How to train your dragon 2 surpasses its predecessor in visual feats and animated action. The recreated world of dragons and Berk are such spectacular joys. John Powell’s scoring, although not as dynamic as the first movie, still brings shivers with the triumph and excitement of his powerful and playful music. While it is contextually deeper and more grounded, the pacing at times moves a little too slow—probably to allow the audience to digest the emotions served in family reunions and display of bravery. While it gave the storytelling intensity, it took away a pinch of fluidity into the action sequences. Valka’s character was supposed to provide the narrative highlight but her motivations and portrayal feel damp and underdeveloped.  However, the movie’s clever comedy and lovable characters makes it worth the hour’s queuing at the ticket booth. 

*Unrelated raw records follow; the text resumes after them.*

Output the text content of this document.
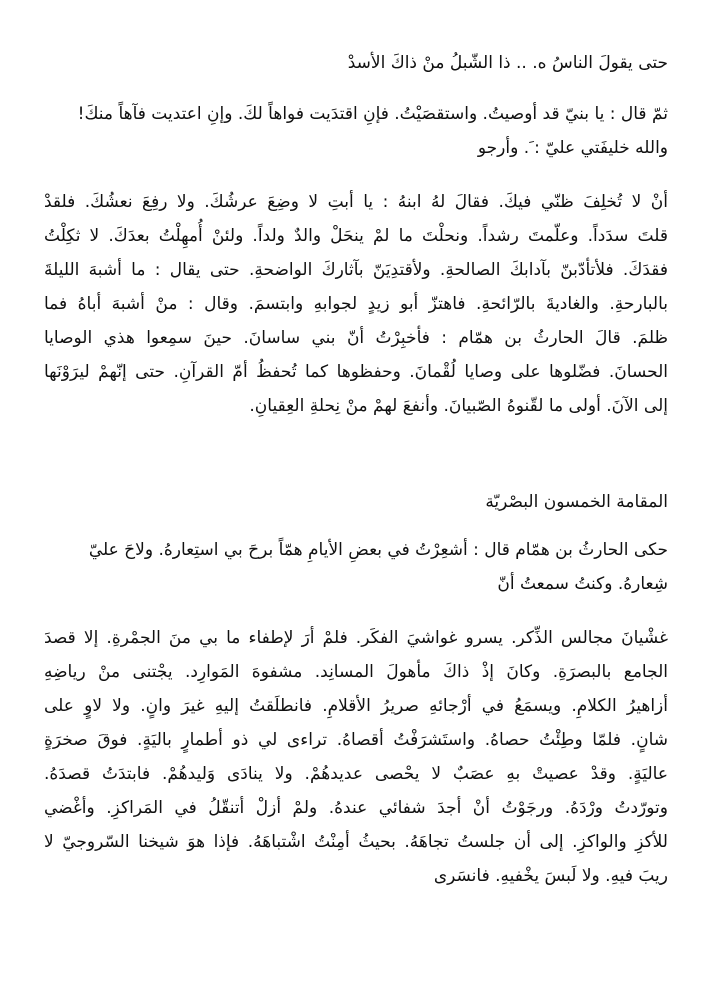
حتى يقولَ الناسُ ه. .. ذا الشّبلُ منْ ذاكَ الأسدْ

ثمّ قال : يا بنيّ قد أوصيتُ. واستقصَيْتُ. فإنِ اقتدَيت فواهاً لكَ. وإنِ اعتديت فآهاً منكَ!
والله خليفَتي عليّ : َ. وأرجو

أنْ لا تُخلِفَ ظنّي فيكَ. فقالَ لهُ ابنهُ : يا أبتِ لا وضِعَ عرشُكَ. ولا رفِعَ نعشُكَ. فلقدْ
قلتَ سدَداً. وعلّمتَ رشداً. ونحلْتَ ما لمْ ينحَلْ والدٌ ولداً. ولئنْ أُمهِلْتُ بعدَكَ. لا ثكِلْتُ
فقدَكَ. فلأتأدّبنّ بآدابكَ الصالحةِ. ولأقتدِيَنّ بآثاركَ الواضحةِ. حتى يقال : ما أشبهَ الليلةَ
بالبارحةِ. والغاديةَ بالرّائحةِ. فاهتزّ أبو زيدٍ لجوابهِ وابتسمَ. وقال : منْ أشبهَ أباهُ فما
ظلمَ. قالَ الحارثُ بن همّام : فأخبِرْتُ أنّ بني ساسانَ. حينَ سمِعوا هذي الوصايا
الحسانَ. فضّلوها على وصايا لُقْمانَ. وحفظوها كما تُحفظُ أمّ القرآنِ. حتى إنّهمْ ليرَوْنَها
إلى الآنَ. أولى ما لقّنوهُ الصّبيانَ. وأنفعَ لهمْ منْ نِحلةِ العِقيانِ.

المقامة الخمسون البصْريّة

حكى الحارثُ بن همّام قال : أشعِرْتُ في بعضِ الأيامِ همّاً برحَ بي استِعارهُ. ولاحَ عليّ
شِعارهُ. وكنتُ سمعتُ أنّ

غشْيانَ مجالس الذِّكر. يسرو غواشيَ الفكَر. فلمْ أرَ لإطفاء ما بي منَ الجمْرةِ. إلا قصدَ
الجامع بالبصرَةِ. وكانَ إذْ ذاكَ مأهولَ المسانِد. مشفوهَ المَوارِد. يجْتنى منْ رياضِهِ
أزاهيرُ الكلامِ. ويسمَعُ في أرْجائهِ صريرُ الأقلامِ. فانطلَقتُ إليهِ غيرَ وانٍ. ولا لاوٍ على
شانٍ. فلمّا وطِئْتُ حصاهُ. واستَشرَفْتُ أقصاهُ. تراءى لي ذو أطمارٍ باليَةٍ. فوقَ صخرَةٍ
عاليَةٍ. وقدْ عصيتْ بهِ عصَبٌ لا يحْصى عديدهُمْ. ولا ينادَى وَليدهُمْ. فابتدَتُ قصدَهُ.
وتورّدتُ ورْدَهُ. ورجَوْتُ أنْ أجدَ شفائي عندهُ. ولمْ أزلْ أتنقّلُ في المَراكزِ. وأغْضي
للأكزِ والواكزِ. إلى أن جلستُ تجاهَهُ. بحيثُ أمِنْتُ اشْتباهَهُ. فإذا هوَ شيخنا السّروجيّ لا
ريبَ فيهِ. ولا لَبسَ يخْفيهِ. فانسَرى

The movie offers so much inspiring moral worldviews. It tackles leadership and responsibility with Hiccup’s initial hesitation to fill in Stoick’s shoes and eventual realization that choices made for service and common good is what a true leader really is. Family plays a dominant theme in the film as well. We see a better father figure now in Stoick who accepts and respects his son’s choices although he still would defend and protect him at all cost. Bravery and selflessness is redefined with a father offering his life for his family and the people he serves. We see a loving and forgiving husband in him as well when without question or anger, he lets his love for his wife resurface after almost 20 years. And like its predecessor, the themes of peaceful co-existence and respect for others prevail. It reinforces that neither hostility nor domination over God’s creation are acceptable. We are all called to be stewards and to love unconditionally so that we can experience prosperity and peace as did the Berk’s when they learned to care for the dragons. However, parents are cautioned against bringing their very young children because some actions and dragons might be too scary for them.